Programmatic native: Tragedy of the commons?
The article discusses the rise of programmatic native advertising, highlighting its technical feasibility and benefits such as ease of buying and scalability, but warns that widespread adoption by brand-name publishers risks commoditizing high-CPM native ad inventory, potentially lowering prices and harming sellers in a market flooded with supply, thus likening it to a "tragedy of the commons" scenario.
An emerging new trend in native advertising combines the value of native with the easy placement of programmatic. But who is this favorable for?
Programmatic native is already technically possible. Companies like Xaxis are placing native programmatically inside Disqus’s communities. There are startups in Silicon Valley, such as AdsNative, and recently, TripleLift and PubMatic have announced their own plans to pursue programmatic native. However, the real question is not technical capability, but whether any brand name publisher should want to offer programmatic native.

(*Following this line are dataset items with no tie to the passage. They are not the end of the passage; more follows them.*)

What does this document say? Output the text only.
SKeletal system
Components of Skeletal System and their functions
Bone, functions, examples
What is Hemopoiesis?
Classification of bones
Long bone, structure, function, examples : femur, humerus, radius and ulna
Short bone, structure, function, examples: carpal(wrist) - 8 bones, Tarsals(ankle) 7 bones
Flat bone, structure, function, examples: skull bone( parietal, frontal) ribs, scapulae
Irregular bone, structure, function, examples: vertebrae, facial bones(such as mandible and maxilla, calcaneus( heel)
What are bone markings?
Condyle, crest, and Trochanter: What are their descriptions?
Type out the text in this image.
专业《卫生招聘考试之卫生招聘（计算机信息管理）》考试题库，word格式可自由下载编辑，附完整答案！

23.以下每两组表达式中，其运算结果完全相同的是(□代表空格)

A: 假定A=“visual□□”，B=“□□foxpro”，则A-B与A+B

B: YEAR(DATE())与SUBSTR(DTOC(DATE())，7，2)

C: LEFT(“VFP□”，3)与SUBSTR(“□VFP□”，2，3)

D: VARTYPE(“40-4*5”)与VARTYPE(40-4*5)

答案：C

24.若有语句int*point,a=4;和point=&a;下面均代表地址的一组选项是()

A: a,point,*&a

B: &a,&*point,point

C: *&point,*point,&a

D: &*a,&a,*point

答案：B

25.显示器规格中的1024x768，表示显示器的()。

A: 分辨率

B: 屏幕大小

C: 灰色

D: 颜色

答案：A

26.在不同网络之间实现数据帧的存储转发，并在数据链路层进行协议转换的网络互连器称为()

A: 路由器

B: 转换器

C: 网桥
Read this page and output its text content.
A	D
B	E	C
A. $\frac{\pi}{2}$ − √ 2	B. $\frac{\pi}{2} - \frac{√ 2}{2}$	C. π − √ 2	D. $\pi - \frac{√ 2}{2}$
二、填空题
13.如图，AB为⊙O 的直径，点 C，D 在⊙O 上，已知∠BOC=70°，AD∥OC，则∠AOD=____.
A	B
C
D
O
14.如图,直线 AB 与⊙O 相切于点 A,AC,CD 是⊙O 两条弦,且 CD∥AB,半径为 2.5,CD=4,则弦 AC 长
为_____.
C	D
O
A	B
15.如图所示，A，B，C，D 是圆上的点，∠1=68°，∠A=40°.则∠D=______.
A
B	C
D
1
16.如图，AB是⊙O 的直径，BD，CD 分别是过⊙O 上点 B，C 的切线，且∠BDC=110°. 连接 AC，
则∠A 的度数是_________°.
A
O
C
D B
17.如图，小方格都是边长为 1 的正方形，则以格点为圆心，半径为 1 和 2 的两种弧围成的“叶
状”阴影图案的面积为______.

It is the right idea to create the convenience of buying programmatically with native. There are concrete benefits: this will lower the friction of buying a desirable media format with very attractive response rates and will allow native to move from a niche business to a scale model. Additionally, companies like OpenX correctly point out that publishers can retain significant control over what gets sold.
However, the world is awash in ad inventory, and programmatic native will only continue this trend. This has been beneficial for middlemen and buyers who seek scale and demographic targeting at the lowest possible price. But is programmatic native good for ad sellers?
B2B and consumer brand name media companies with established audiences and limited inventory need to be wary about commoditizing what, today, is high CPM advertising. There is a herding effect coming to native advertising. What was once the purview of BuzzFeed and a small cast of players is going completely mainstream. At MediaRadar, it is observed that almost half of the largest 10,000 national advertisers have already sampled native. The ANA also reported that two-thirds of their 640 members polled will place native in 2015. Like all markets subject to supply and demand, this will lower prices.
While programmatic is valuable, knowingly commoditizing your own ad sales business can be risky. Like Garrett Hardin’s “Tragedy of the Commons,” publishers, each acting in their own best interest to automate native advertising, may in fact reduce their share of the pie and create downward pressure on price. What was once novel will no longer be.
Tim Armstrong of AOL follows a balanced “barbell strategy” when it comes to programmatic, and this approach is recommended. Publishers should have high-end, high-touch CPM units in addition to programmatic options for ad buyers. This way, both kinds of buyers are serviced. However, native advertising is quickly moving from one side of the barbell to the other, and publishers will soon need to find another solution that is unique.